In March 11 IssueBy Greg WellsTimes Journal Managing Editor
This time the end result was as the county attorney had said it should be. The court took his advice and reversed its decision to name an official publication for legal notices, but it didn't seem it would go that way.
Repeatedly, County Attorney Mark McGaha told the members of the fiscal court that the local paper with the largest circulation is the Times Journal.
Again and again he told them at Monday night's meeting that the options were clear. He said that to remove the county from serious liability and to end a lawsuit the members of the court needed to refute the decision made at last month's meeting when they named another publication as the county's paper of largest circulation.
First, County Judge Mickey Garner tried to block discussion of the matter, saying it would have to be decided in court. The fiscal court members however indicated they wished to hear the county attorney's input.
After about a half-hour in executive session they came out and elected to hear from Times Journal Publisher David Davenport and legal counsel Kin Judd.
The two men explained that law and precedent both fell to the counting of average circulation figures, not single issue figures, in deciding which is the largest paper.
When it was suggested by the other paper's counsel that it was in-county circulation only that should be counted they did the math and again proved that the Times Journal had the larger average circulation when counting only local subscriptions.
Magistrate Greg Popplewell tried repeatedly to enter the conversation, but was interrupted repeatedly by County Judge-Executive Mickey Garner or another member of the court.
Finally he said loudly, "I can get us out of this mess if you'll let me."
He made the motion that the court reverse its previous decision and not name a paper, as recommended by McGaha.
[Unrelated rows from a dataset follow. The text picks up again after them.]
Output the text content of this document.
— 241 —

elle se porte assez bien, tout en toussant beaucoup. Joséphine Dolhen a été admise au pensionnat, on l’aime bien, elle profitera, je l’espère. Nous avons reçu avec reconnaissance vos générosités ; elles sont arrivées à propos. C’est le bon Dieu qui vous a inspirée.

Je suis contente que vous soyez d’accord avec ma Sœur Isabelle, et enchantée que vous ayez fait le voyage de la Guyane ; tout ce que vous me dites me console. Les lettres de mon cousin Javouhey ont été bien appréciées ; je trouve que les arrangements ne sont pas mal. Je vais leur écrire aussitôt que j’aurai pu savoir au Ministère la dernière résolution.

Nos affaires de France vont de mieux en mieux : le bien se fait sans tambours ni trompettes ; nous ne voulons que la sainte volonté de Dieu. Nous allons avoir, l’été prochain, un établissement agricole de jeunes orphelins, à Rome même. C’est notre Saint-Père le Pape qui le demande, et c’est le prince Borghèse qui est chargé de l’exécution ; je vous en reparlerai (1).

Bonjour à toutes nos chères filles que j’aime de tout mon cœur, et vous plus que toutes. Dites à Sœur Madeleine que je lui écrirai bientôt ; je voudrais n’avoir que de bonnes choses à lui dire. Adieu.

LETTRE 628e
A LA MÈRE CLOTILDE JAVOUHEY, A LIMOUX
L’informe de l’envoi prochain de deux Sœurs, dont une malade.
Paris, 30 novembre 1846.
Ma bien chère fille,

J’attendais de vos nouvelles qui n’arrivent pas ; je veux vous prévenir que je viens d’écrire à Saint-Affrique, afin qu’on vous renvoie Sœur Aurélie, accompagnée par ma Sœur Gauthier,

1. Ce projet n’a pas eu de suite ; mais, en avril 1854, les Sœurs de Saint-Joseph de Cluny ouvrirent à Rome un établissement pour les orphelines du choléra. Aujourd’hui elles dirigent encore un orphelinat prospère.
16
Magistrate Ronald Johnston seconded the motion and the only member of the court to vote in opposition was Garner.
County Attorney Mark McGaha had also advised the court last fall that the "moist" petitions were not proper and that the county was making an expensive error by conducting that election. His advice was vindicated by a judge's decision last week, which voided the portion of the election he had argued against.
Though there are rumors of an appeal in that case nothing has been filed, according to the clerk of the court.